"I am afraid," the traumatised girl begged her parents.
"I will be with you. I will not let anyone harm you," Maryam's father said, trying to encourage her.
[This report is also available as a radio story in Dari.]
Maryam witnessed the assassination of two fellow students in front of her school in Sadaat village, a suburb of Pul-i-Alam, the provincial capital of Logar Province, some 30km west of Kabul, on 12 June.
The incident has sparked widespread worries among many parents who fear for the safety of their daughters at school.
According to provincial officials, many female students have been absent from school since the shooting occurred a week ago.
Pakiza Mehboob, a teacher at a neighbouring girls' school in Pul-i-Alam, told IRIN that half of her students have been absent for a week.

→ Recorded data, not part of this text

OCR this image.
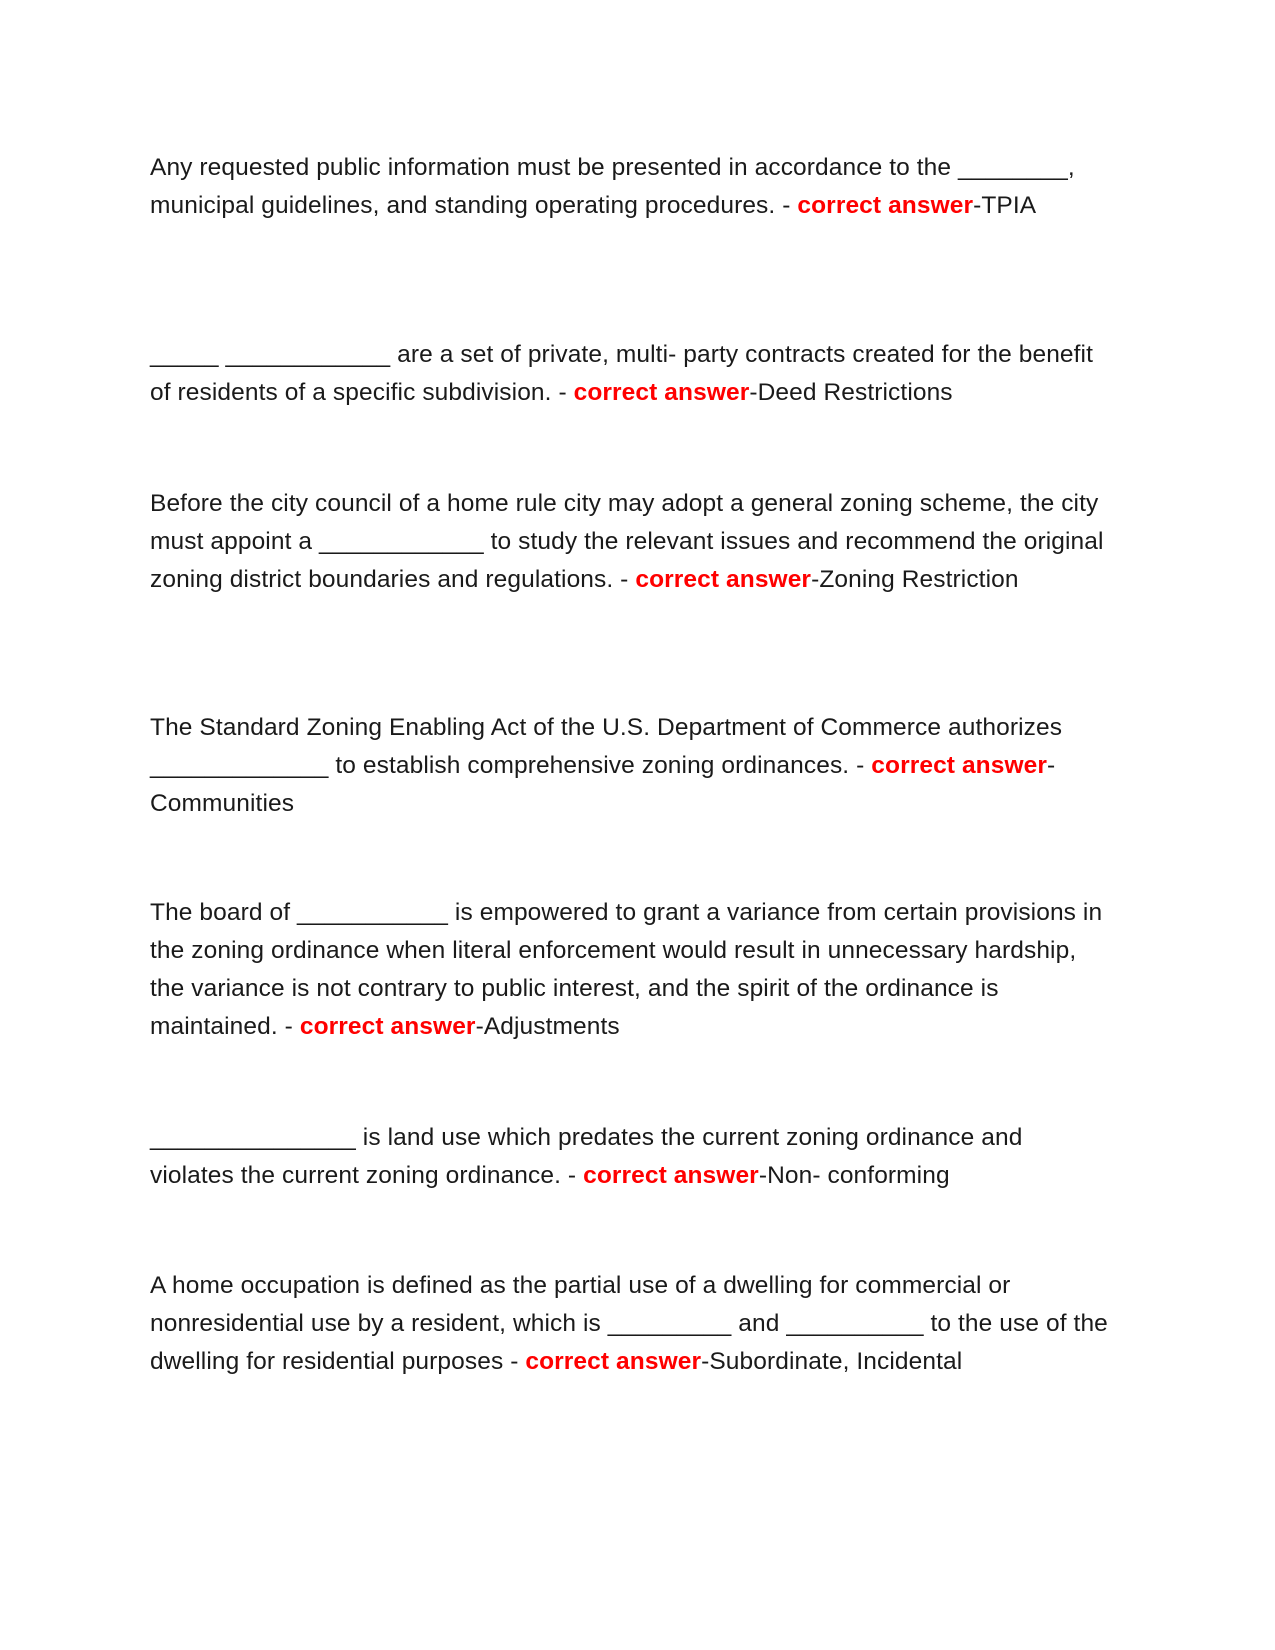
Any requested public information must be presented in accordance to the ________, municipal guidelines, and standing operating procedures. - correct answer-TPIA

_____ ____________ are a set of private, multi- party contracts created for the benefit of residents of a specific subdivision. - correct answer-Deed Restrictions

Before the city council of a home rule city may adopt a general zoning scheme, the city must appoint a ____________ to study the relevant issues and recommend the original zoning district boundaries and regulations. - correct answer-Zoning Restriction

The Standard Zoning Enabling Act of the U.S. Department of Commerce authorizes _____________ to establish comprehensive zoning ordinances. - correct answer-Communities

The board of ___________ is empowered to grant a variance from certain provisions in the zoning ordinance when literal enforcement would result in unnecessary hardship, the variance is not contrary to public interest, and the spirit of the ordinance is maintained. - correct answer-Adjustments

_______________ is land use which predates the current zoning ordinance and violates the current zoning ordinance. - correct answer-Non- conforming

A home occupation is defined as the partial use of a dwelling for commercial or nonresidential use by a resident, which is _________ and __________ to the use of the dwelling for residential purposes - correct answer-Subordinate, Incidental
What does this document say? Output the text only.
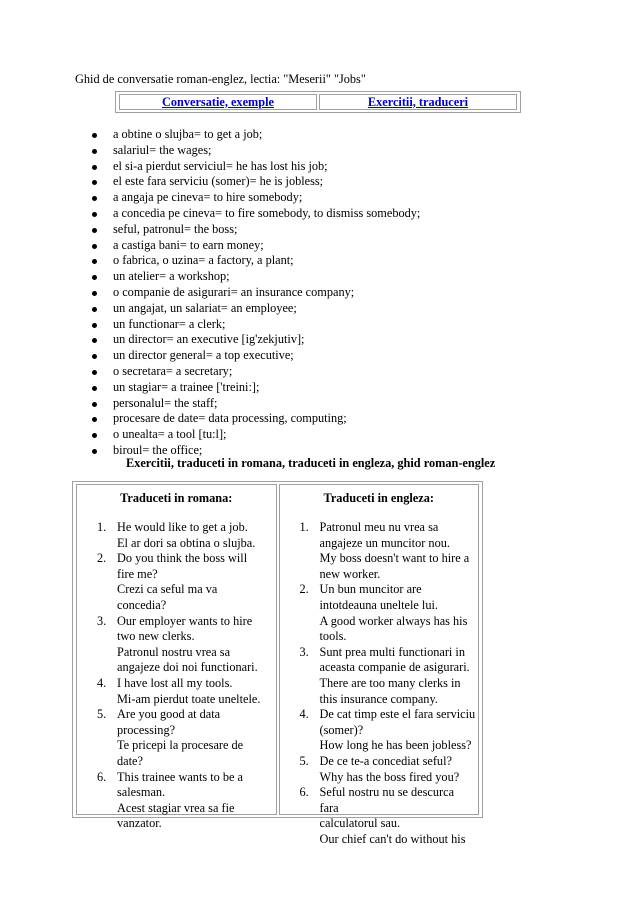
Ghid de conversatie roman-englez, lectia: "Meserii" "Jobs"
Conversatie, exemple	Exercitii, traduceri
a obtine o slujba= to get a job;
salariul= the wages;
el si-a pierdut serviciul= he has lost his job;
el este fara serviciu (somer)= he is jobless;
a angaja pe cineva= to hire somebody;
a concedia pe cineva= to fire somebody, to dismiss somebody;
seful, patronul= the boss;
a castiga bani= to earn money;
o fabrica, o uzina= a factory, a plant;
un atelier= a workshop;
o companie de asigurari= an insurance company;
un angajat, un salariat= an employee;
un functionar= a clerk;
un director= an executive [ig'zekjutiv];
un director general= a top executive;
o secretara= a secretary;
un stagiar= a trainee ['treini:];
personalul= the staff;
procesare de date= data processing, computing;
o unealta= a tool [tu:l];
biroul= the office;
Exercitii, traduceti in romana, traduceti in engleza, ghid roman-englez
Traduceti in romana:
1. He would like to get a job.
El ar dori sa obtina o slujba.
2. Do you think the boss will
fire me?
Crezi ca seful ma va
concedia?
3. Our employer wants to hire
two new clerks.
Patronul nostru vrea sa
angajeze doi noi functionari.
4. I have lost all my tools.
Mi-am pierdut toate uneltele.
5. Are you good at data
processing?
Te pricepi la procesare de
date?
6. This trainee wants to be a
salesman.
Acest stagiar vrea sa fie
vanzator.
Traduceti in engleza:
1. Patronul meu nu vrea sa
angajeze un muncitor nou.
My boss doesn't want to hire a
new worker.
2. Un bun muncitor are
intotdeauna uneltele lui.
A good worker always has his
tools.
3. Sunt prea multi functionari in
aceasta companie de asigurari.
There are too many clerks in
this insurance company.
4. De cat timp este el fara serviciu
(somer)?
How long he has been jobless?
5. De ce te-a concediat seful?
Why has the boss fired you?
6. Seful nostru nu se descurca fara
calculatorul sau.
Our chief can't do without his
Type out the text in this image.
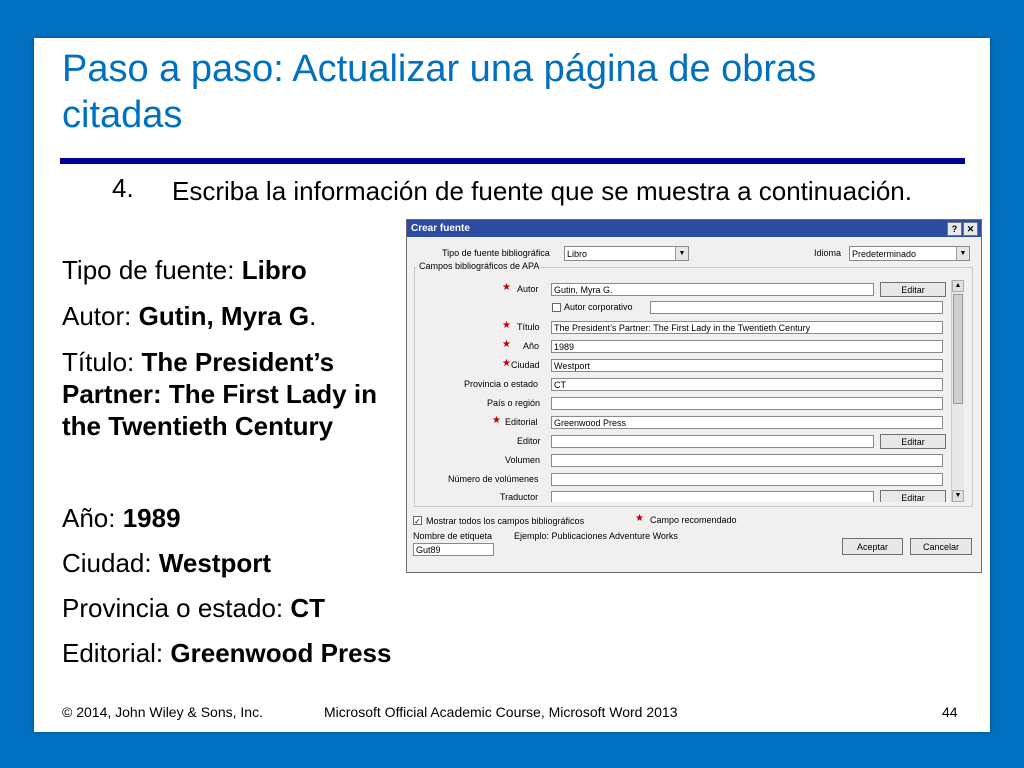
Paso a paso: Actualizar una página de obras citadas
4.	Escriba la información de fuente que se muestra a continuación.
Tipo de fuente: Libro
Autor: Gutin, Myra G.
Título: The President’s Partner: The First Lady in the Twentieth Century
Año: 1989
Ciudad: Westport
Provincia o estado: CT
Editorial: Greenwood Press
Crear fuente	?	✕
Tipo de fuente bibliográfica	Libro	▼	Idioma	Predeterminado	▼
Campos bibliográficos de APA
★ Autor	Gutin, Myra G.	Editar
Autor corporativo
★ Título	The President’s Partner: The First Lady in the Twentieth Century
★ Año	1989
★ Ciudad	Westport
Provincia o estado	CT
País o región
★ Editorial	Greenwood Press
Editor	Editar
Volumen
Número de volúmenes
Traductor	Editar
▲
▼
✓ Mostrar todos los campos bibliográficos	★ Campo recomendado
Nombre de etiqueta Ejemplo: Publicaciones Adventure Works
Gut89	Aceptar	Cancelar
© 2014, John Wiley & Sons, Inc.	Microsoft Official Academic Course, Microsoft Word 2013	44
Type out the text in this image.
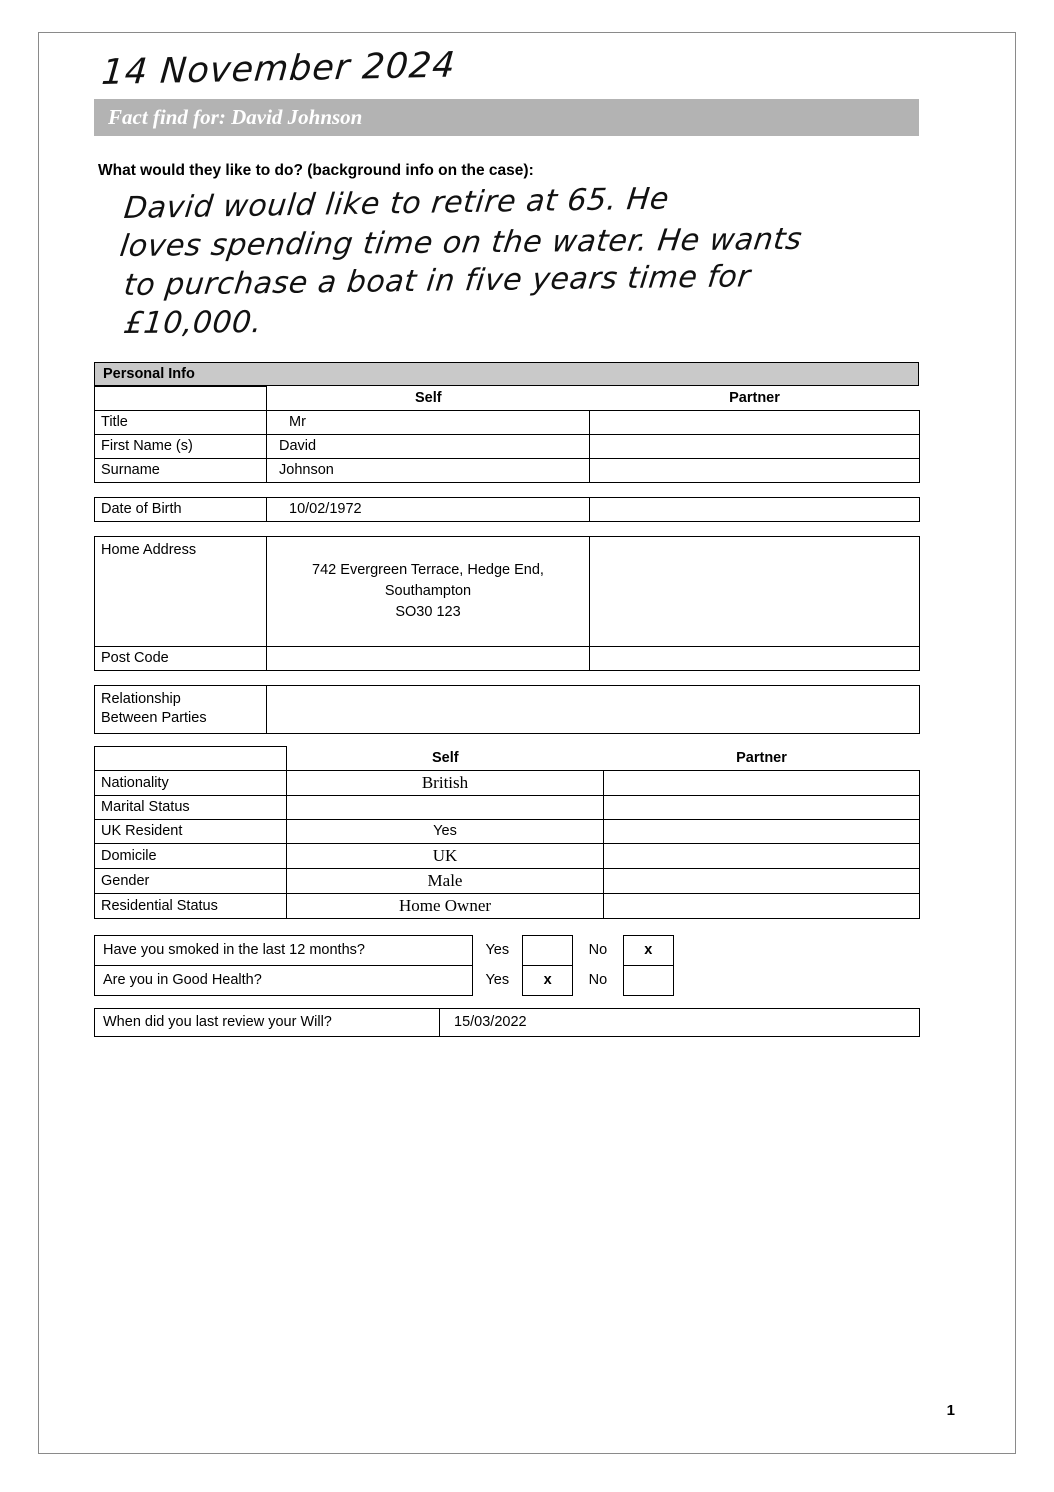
14 November 2024
Fact find for: David Johnson
What would they like to do? (background info on the case):
David would like to retire at 65. He
loves spending time on the water. He wants
to purchase a boat in five years time for
£10,000.
Personal Info
	Self	Partner
Title	Mr	
First Name (s)	David	
Surname	Johnson	
Date of Birth	10/02/1972	
Home Address	742 Evergreen Terrace, Hedge End,
Southampton
SO30 123	

Post Code		
Relationship
Between Parties

	Self	Partner
Nationality	British	
Marital Status		
UK Resident	Yes	
Domicile	UK	
Gender	Male	
Residential Status	Home Owner	
Have you smoked in the last 12 months?	Yes		No	x
Are you in Good Health?	Yes	x	No	
When did you last review your Will?	15/03/2022
1
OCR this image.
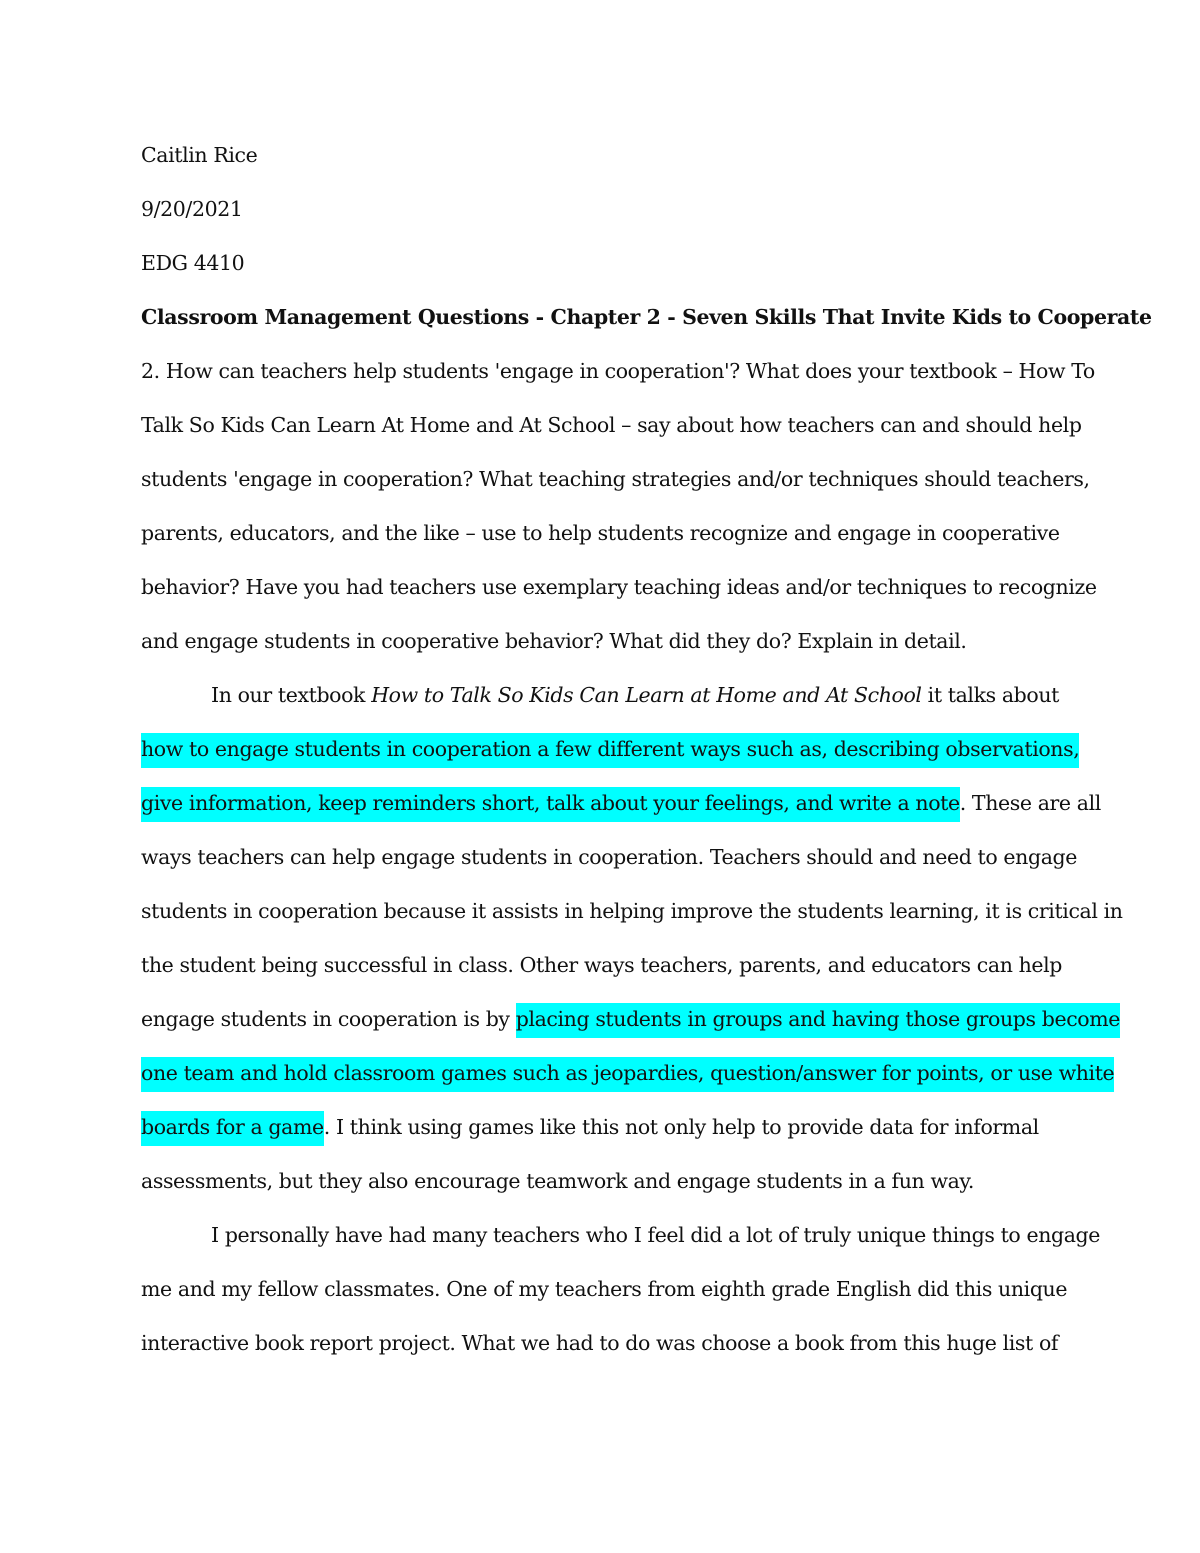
Caitlin Rice
9/20/2021
EDG 4410
Classroom Management Questions - Chapter 2 - Seven Skills That Invite Kids to Cooperate
2. How can teachers help students 'engage in cooperation'? What does your textbook – How To
Talk So Kids Can Learn At Home and At School – say about how teachers can and should help
students 'engage in cooperation? What teaching strategies and/or techniques should teachers,
parents, educators, and the like – use to help students recognize and engage in cooperative
behavior? Have you had teachers use exemplary teaching ideas and/or techniques to recognize
and engage students in cooperative behavior? What did they do? Explain in detail.
In our textbook How to Talk So Kids Can Learn at Home and At School it talks about
how to engage students in cooperation a few different ways such as, describing observations,
give information, keep reminders short, talk about your feelings, and write a note. These are all
ways teachers can help engage students in cooperation. Teachers should and need to engage
students in cooperation because it assists in helping improve the students learning, it is critical in
the student being successful in class. Other ways teachers, parents, and educators can help
engage students in cooperation is by placing students in groups and having those groups become
one team and hold classroom games such as jeopardies, question/answer for points, or use white
boards for a game. I think using games like this not only help to provide data for informal
assessments, but they also encourage teamwork and engage students in a fun way.
I personally have had many teachers who I feel did a lot of truly unique things to engage
me and my fellow classmates. One of my teachers from eighth grade English did this unique
interactive book report project. What we had to do was choose a book from this huge list of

"If the government does not improve security I will also quit my job as a teacher," Mehboob said. "I really feel scared when I see men who ride motorcycles."
Kamaluddin Zadran, head of Logar's education department, acknowledged the shrinking number of female students, but said it was only temporary.
"The attack has had a psychological impact on some families which will soon fade away and we look forward to having every student back in class," said Zadran.
Demands for improved security
Some parents said they would only let their daughters re-join their schools if their security was ensured.
Saeed Agha, a bereaved father of one of the victims of 12 June shooting, said he wants his second daughter to be educated, but not to risk her life.
"The government should change the current option of 'life or education' for our daughters," said Agha.
In the past two years the Qalai Saeeda girls' high school had experienced several attacks, according to the provincial education department.
"About three months ago this school was hit by a rocket, and a little while ago some men tried to torch it," said Saeed Hasan, who works at the school.
Some villagers criticised local officials for their failure to provide better protection for the school while it repeatedly came under attack.
"They [attackers] would not have caused this tragedy if police or a guard had been at the school gate," said a local resident.
But, Afghanistan's Ministry of Education (MoE) has said it cannot appoint security guards for each of the country's 9,000 schools.
"We believe attacks on schools and students will be thwarted when people actively take part in schools' protection. Given the fact that our government is still working to establish a national police force, it is not feasible to demand school protection units," Zuhoor Afghan, an MoE spokesman, told IRIN on 19 June.
"A heinous and cowardly act"
In a statement released from New York the UN Children's Agency (UNICEF) called the attack on schoolgirls in Logar "a heinous and cowardly act".
In a sign of sympathy Afghan President Hamid Karzai has ordered the construction of two new schools in Logar Province to be named after the two deceased students.
Shukria, 12, and Saadia, 13, were shot dead by two motorcyclists while leaving school for home, local officials reported. One female passer-by was also killed in the same incident, which left four students wounded. "Two injured students have been sent to Kabul for extended medical treatment," local police said.
No one has claimed responsibility for the attack. However, Taliban insurgents have repeatedly told the media of their opposition to girls' education.
The Taliban imposed a ban on girls' formal education and women's work outside the home during their rule from 1996 to late 2001.
Access to education limited
Since the collapse of the Taliban in late 2001 the number of Afghan children who go to school has progressively increased, UNICEF and the Afghan government confirmed.
According to MoE, over six million children, around 38 percent of them female, now go to schools across the country.
However, a growing insurgency, attacks on schools and a series of socio-economic barriers have still deprived millions of Afghan children of formal schooling, British charity organisation, Oxfam, reported in late 2006.
In the last two months alone, 14 cases of attacks on schools, mostly torchings, have been confirmed, according to UNICEF.
In the volatile south and southeast of the country tens of schools remain closed due to continued threats by Taliban insurgents and other local militias, an MoE official conceded.
Afghanistan's central statistics department said in 2006 that over half of the country's estimated 24 million population is illiterate.